No, their best chance at scraping together runs is Carroll pulling his Roadrunner shtick – the man rapped out 65 extra-base hits this year and that, in concert with his 54 stolen bases (with a stunning 92% success rate) makes him a threat the minute he steps off the team bus.
Oh, he can also run into one – he hit 25 homers and became the first 25-50 rookie in major league history.
All that might not matter when a spent Diamondbacks pitching staff trots out an emergency measure – rookie Brandon Pfaadt – to start Game 1, while hoping ace Zac Gallen can steal a Game 2. But Arizona has virtually zero leverage in this series. It might be up to Carroll to create some.

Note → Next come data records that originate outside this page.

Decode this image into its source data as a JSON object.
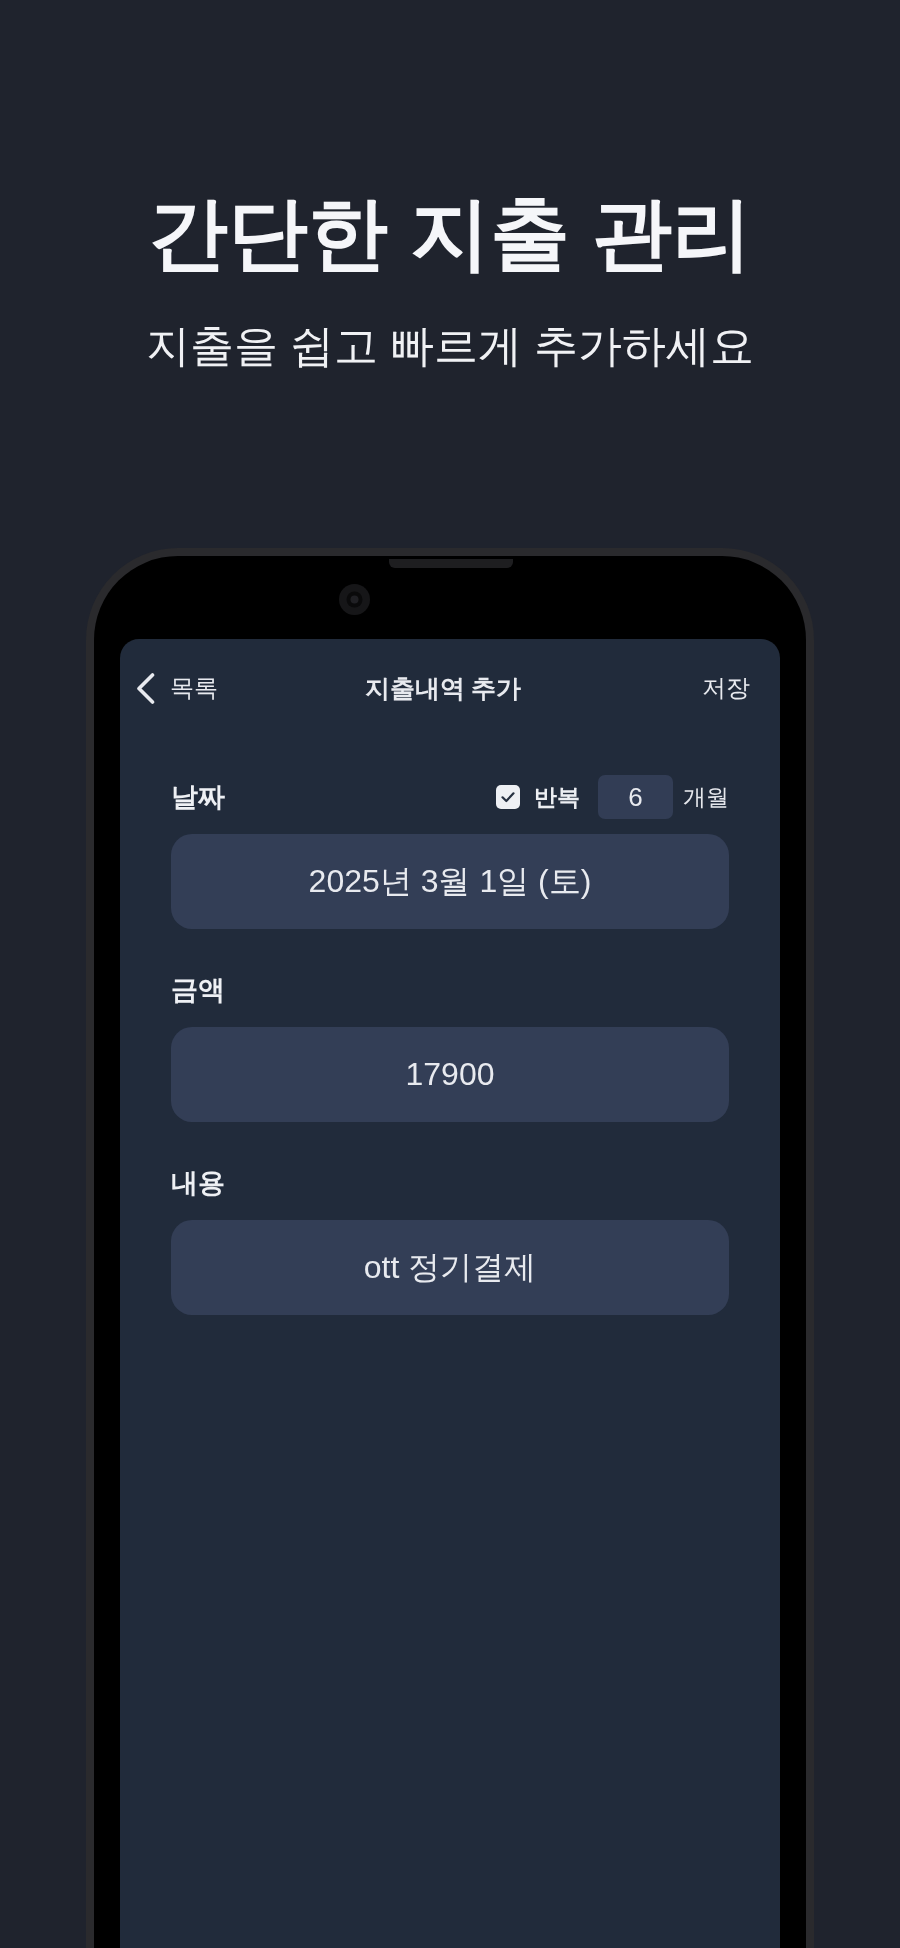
{
  "promo": {
    "title": "간단한 지출 관리",
    "subtitle": "지출을 쉽고 빠르게 추가하세요"
  },
  "nav": {
    "back": "목록",
    "title": "지출내역 추가",
    "action": "저장"
  },
  "form": {
    "fields": [
      {
        "label": "날짜",
        "value": "2025년 3월 1일 (토)",
        "repeat": {
          "label": "반복",
          "checked": true,
          "count": "6",
          "unit": "개월"
        }
      },
      {
        "label": "금액",
        "value": "17900"
      },
      {
        "label": "내용",
        "value": "ott 정기결제"
      }
    ]
  }
}
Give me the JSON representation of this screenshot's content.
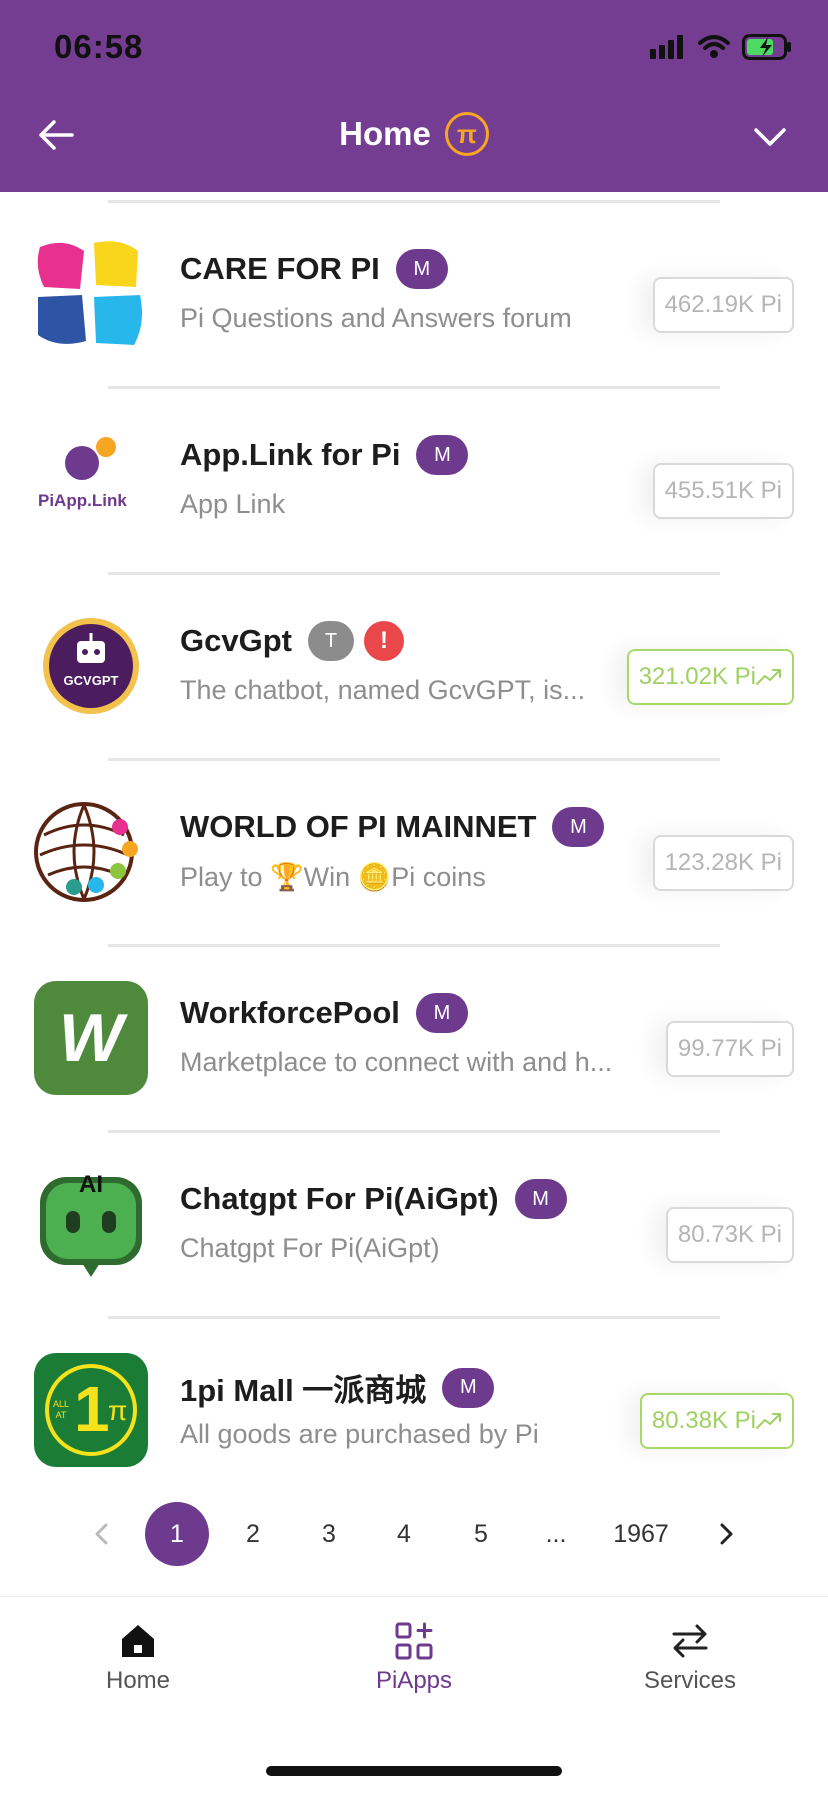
{
  "status_bar": {
    "time": "06:58"
  },
  "header": {
    "title": "Home",
    "logo_glyph": "π"
  },
  "apps": [
    {
      "name": "CARE FOR PI",
      "badges": [
        "M"
      ],
      "description": "Pi Questions and Answers forum",
      "stake": "462.19K Pi",
      "trending": false,
      "icon": "care-for-pi-logo"
    },
    {
      "name": "App.Link for Pi",
      "badges": [
        "M"
      ],
      "description": "App Link",
      "stake": "455.51K Pi",
      "trending": false,
      "icon": "piapp-link-logo",
      "icon_text": "PiApp.Link"
    },
    {
      "name": "GcvGpt",
      "badges": [
        "T",
        "!"
      ],
      "description": "The chatbot, named GcvGPT, is...",
      "stake": "321.02K Pi",
      "trending": true,
      "icon": "gcvgpt-logo",
      "icon_text": "GCVGPT"
    },
    {
      "name": "WORLD OF PI MAINNET",
      "badges": [
        "M"
      ],
      "description": "Play to 🏆Win 🪙Pi coins",
      "stake": "123.28K Pi",
      "trending": false,
      "icon": "world-of-pi-logo"
    },
    {
      "name": "WorkforcePool",
      "badges": [
        "M"
      ],
      "description": "Marketplace to connect with and h...",
      "stake": "99.77K Pi",
      "trending": false,
      "icon": "workforcepool-logo",
      "icon_text": "W"
    },
    {
      "name": "Chatgpt For Pi(AiGpt)",
      "badges": [
        "M"
      ],
      "description": "Chatgpt For Pi(AiGpt)",
      "stake": "80.73K Pi",
      "trending": false,
      "icon": "aigpt-logo",
      "icon_text": "AI"
    },
    {
      "name": "1pi Mall 一派商城",
      "badges": [
        "M"
      ],
      "description": "All goods are purchased by Pi",
      "stake": "80.38K Pi",
      "trending": true,
      "icon": "1pi-mall-logo",
      "icon_text": "1",
      "icon_subtext": "ALL AT",
      "icon_pi": "π"
    }
  ],
  "pagination": {
    "pages": [
      "1",
      "2",
      "3",
      "4",
      "5",
      "...",
      "1967"
    ],
    "current": "1"
  },
  "tabbar": {
    "home": "Home",
    "piapps": "PiApps",
    "services": "Services",
    "active": "PiApps"
  },
  "colors": {
    "brand": "#743d92",
    "badge": "#6d3a8e",
    "trend": "#9fd061",
    "warning": "#e9474a"
  }
}
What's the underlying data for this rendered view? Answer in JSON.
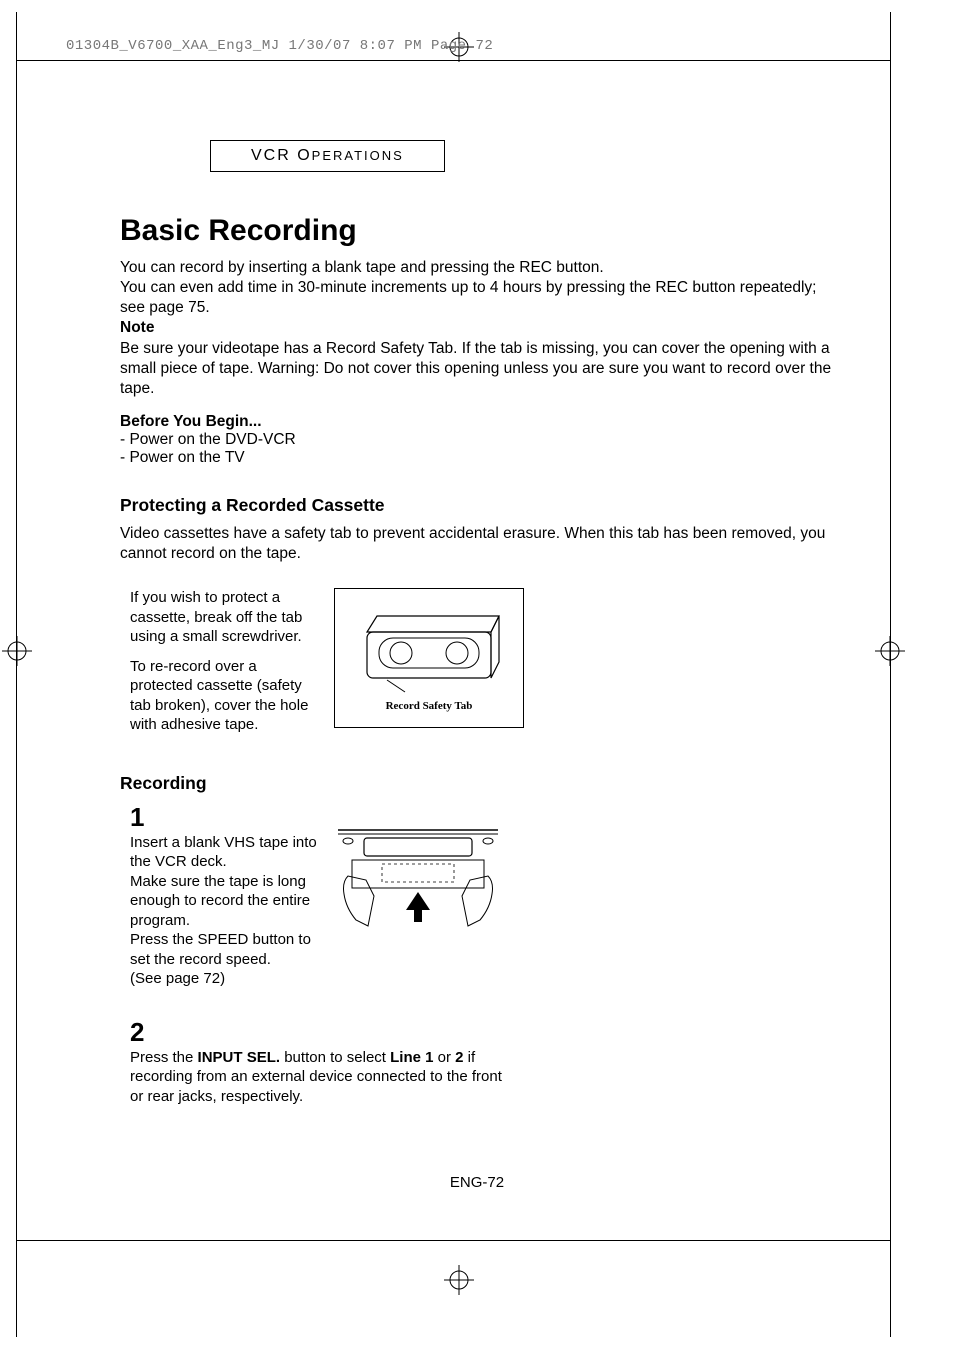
{
  "header_info": "01304B_V6700_XAA_Eng3_MJ  1/30/07  8:07 PM  Page 72",
  "section_label_prefix": "VCR O",
  "section_label_rest": "PERATIONS",
  "title": "Basic Recording",
  "intro": {
    "line1": "You can record by inserting a blank tape and pressing the REC button.",
    "line2": "You can even add time in 30-minute increments up to 4 hours by pressing the REC button repeatedly;",
    "line3": "see page 75.",
    "note_label": "Note",
    "note_body": "Be sure your videotape has a Record Safety Tab.  If the tab is missing, you can cover the opening with a small piece of tape. Warning: Do not cover this opening unless you are sure you want to record over the tape."
  },
  "before": {
    "heading_strong": "Before",
    "heading_rest": " You Begin...",
    "b1": "-   Power on the DVD-VCR",
    "b2": "-   Power on the TV"
  },
  "protect": {
    "heading": "Protecting a Recorded Cassette",
    "body": "Video cassettes have a safety tab to prevent accidental erasure. When this tab has been removed, you cannot record on the tape.",
    "col_p1": "If you wish to protect a cassette, break off the tab using a small screwdriver.",
    "col_p2": "To re-record over a protected cassette (safety tab broken), cover the hole with adhesive tape.",
    "figure_caption": "Record Safety Tab"
  },
  "recording": {
    "heading": "Recording",
    "step1": {
      "num": "1",
      "l1": "Insert a blank VHS tape into the VCR deck.",
      "l2": "Make sure the tape is long enough to record the entire program.",
      "l3": "Press the SPEED button to set the record speed.",
      "l4": "(See page 72)"
    },
    "step2": {
      "num": "2",
      "t_pre": "Press the ",
      "t_b1": "INPUT SEL.",
      "t_mid": " button to select ",
      "t_b2": "Line 1",
      "t_or": " or ",
      "t_b3": "2",
      "t_rest": " if recording from an external device connected to the front or rear jacks, respectively."
    }
  },
  "page_number": "ENG-72"
}
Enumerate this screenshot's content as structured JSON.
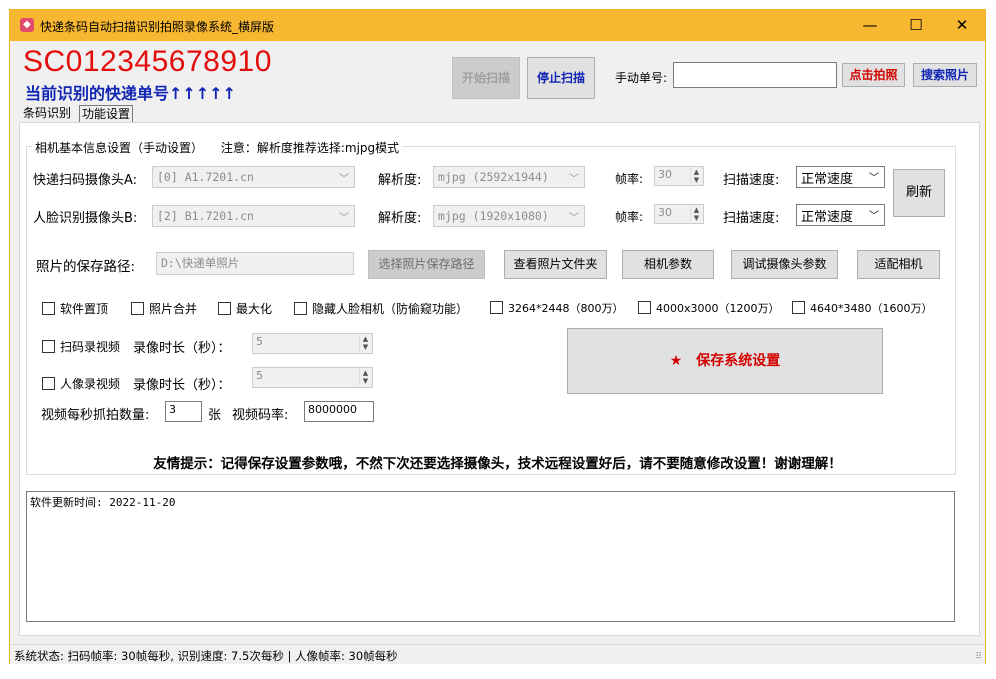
{
  "window": {
    "title": "快递条码自动扫描识别拍照录像系统_横屏版",
    "minimize": "—",
    "maximize": "☐",
    "close": "✕"
  },
  "header": {
    "barcode": "SC012345678910",
    "barcode_caption": "当前识别的快递单号↑↑↑↑↑",
    "start_scan": "开始扫描",
    "stop_scan": "停止扫描",
    "manual_label": "手动单号:",
    "manual_value": "",
    "take_photo": "点击拍照",
    "search_photo": "搜索照片"
  },
  "tabs": [
    "条码识别",
    "功能设置"
  ],
  "settings": {
    "group_title": "相机基本信息设置（手动设置）",
    "group_note": "注意：解析度推荐选择:mjpg模式",
    "camera_a_label": "快递扫码摄像头A:",
    "camera_a_value": "[0] A1.7201.cn",
    "camera_b_label": "人脸识别摄像头B:",
    "camera_b_value": "[2] B1.7201.cn",
    "resolution_label": "解析度:",
    "resolution_a_value": "mjpg (2592x1944)",
    "resolution_b_value": "mjpg (1920x1080)",
    "fps_label": "帧率:",
    "fps_a_value": "30",
    "fps_b_value": "30",
    "scan_speed_label": "扫描速度:",
    "scan_speed_a_value": "正常速度",
    "scan_speed_b_value": "正常速度",
    "refresh": "刷新",
    "photo_path_label": "照片的保存路径:",
    "photo_path_value": "D:\\快递单照片",
    "choose_path": "选择照片保存路径",
    "view_folder": "查看照片文件夹",
    "camera_params": "相机参数",
    "debug_params": "调试摄像头参数",
    "adapt_camera": "适配相机",
    "checkboxes": [
      "软件置顶",
      "照片合并",
      "最大化",
      "隐藏人脸相机（防偷窥功能）",
      "3264*2448（800万）",
      "4000x3000（1200万）",
      "4640*3480（1600万）"
    ],
    "scan_record": "扫码录视频",
    "face_record": "人像录视频",
    "record_duration_label": "录像时长（秒）：",
    "scan_record_duration": "5",
    "face_record_duration": "5",
    "capture_per_sec_label": "视频每秒抓拍数量:",
    "capture_per_sec_value": "3",
    "capture_unit": "张",
    "bitrate_label": "视频码率:",
    "bitrate_value": "8000000",
    "save_settings": "保存系统设置",
    "tip": "友情提示：记得保存设置参数哦，不然下次还要选择摄像头，技术远程设置好后，请不要随意修改设置！谢谢理解！"
  },
  "log": {
    "text": "软件更新时间: 2022-11-20"
  },
  "status": {
    "text": "系统状态: 扫码帧率: 30帧每秒, 识别速度: 7.5次每秒 |   人像帧率: 30帧每秒"
  },
  "colors": {
    "titlebar": "#f7b731",
    "barcode": "#e30d0d",
    "caption": "#1025b3",
    "accent_red": "#d40000"
  }
}
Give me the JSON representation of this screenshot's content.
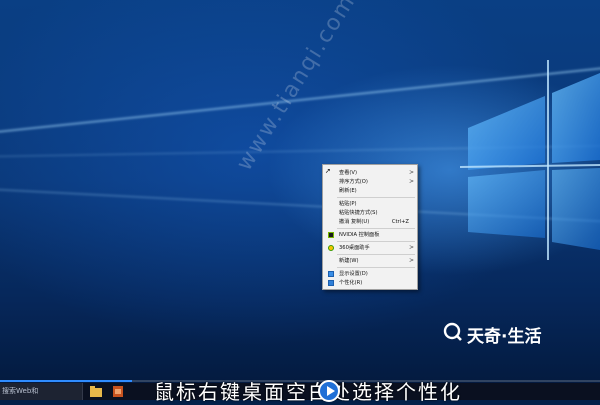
{
  "context_menu": {
    "items": [
      {
        "label": "查看(V)",
        "has_submenu": true
      },
      {
        "label": "排序方式(O)",
        "has_submenu": true
      },
      {
        "label": "刷新(E)"
      },
      {
        "label": "粘贴(P)"
      },
      {
        "label": "粘贴快捷方式(S)"
      },
      {
        "label": "撤消 复制(U)",
        "shortcut": "Ctrl+Z"
      },
      {
        "label": "NVIDIA 控制面板",
        "icon": "nvidia-icon"
      },
      {
        "label": "360桌面助手",
        "icon": "360-icon",
        "has_submenu": true
      },
      {
        "label": "新建(W)",
        "has_submenu": true
      },
      {
        "label": "显示设置(D)",
        "icon": "display-icon"
      },
      {
        "label": "个性化(R)",
        "icon": "personalize-icon"
      }
    ],
    "arrow_glyph": ">"
  },
  "watermark": "www.tianqi.com",
  "brand": {
    "name": "天奇·生活"
  },
  "taskbar": {
    "search_label": "搜索Web和",
    "progress": 0.22
  },
  "subtitle": "鼠标右键桌面空白处选择个性化",
  "colors": {
    "menu_bg": "#f2f2f2",
    "desktop_blue": "#0a3f84",
    "accent": "#2f8cff"
  }
}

Marlins-Phillies: Trea Turner
This is something of a big-picture pick, on the assumption that the Marlins likely won’t have enough in the tank to survive four playoff rounds while the Phillies are bent on going one step further than last year and winning the whole thing.
But goodness, what a path: The winner of this series takes on the 104-win Braves, with the 100-win Dodgers likely to follow, and then whatever AL beast awaits in the World Series.
With that in mind, the Phillies need to make quick work of Miami and put on as fresh a face as possible to take down Atlanta.
That was their path last year, when an 87-win team went into St. Louis and stunned the Cardinals, then took out the Braves and Padres to reach the Fall Classic. These Phillies won’t sneak up on anybody and getting stretched to three games by the Marlins will only further compromise them against Atlanta.
This is where Trea Turner can help.
The club’s $300 million addition struggled well into the second half, perhaps coincidentally surging at the time the notoriously harsh Phillies fan base rallied around him. Billboards were purchased. Gratitude was expressed. Turner put together a 3.6 WAR season, a bit below his dynamic standards but still plenty good.
Now, he needs to reach base at a clip closer to his .355 OBP entering this season than the .320 mark he posted. Once again, the big boys in the lineup – such as 47-homer, .197-batting Kyle Schwarber – may see their production come and go.
Yet Turner is the one guy who, wedged between Schwarber and Bryce Harper at the top of the lineup, can force opposing teams to pitch to them. Speed doesn’t slump, as they say, and Turner went a little nuts proving this point: He was 30 for 30 on stolen-base attempts this year. For the Phillies’ sake, Turner’s elite on-base skills won’t, either.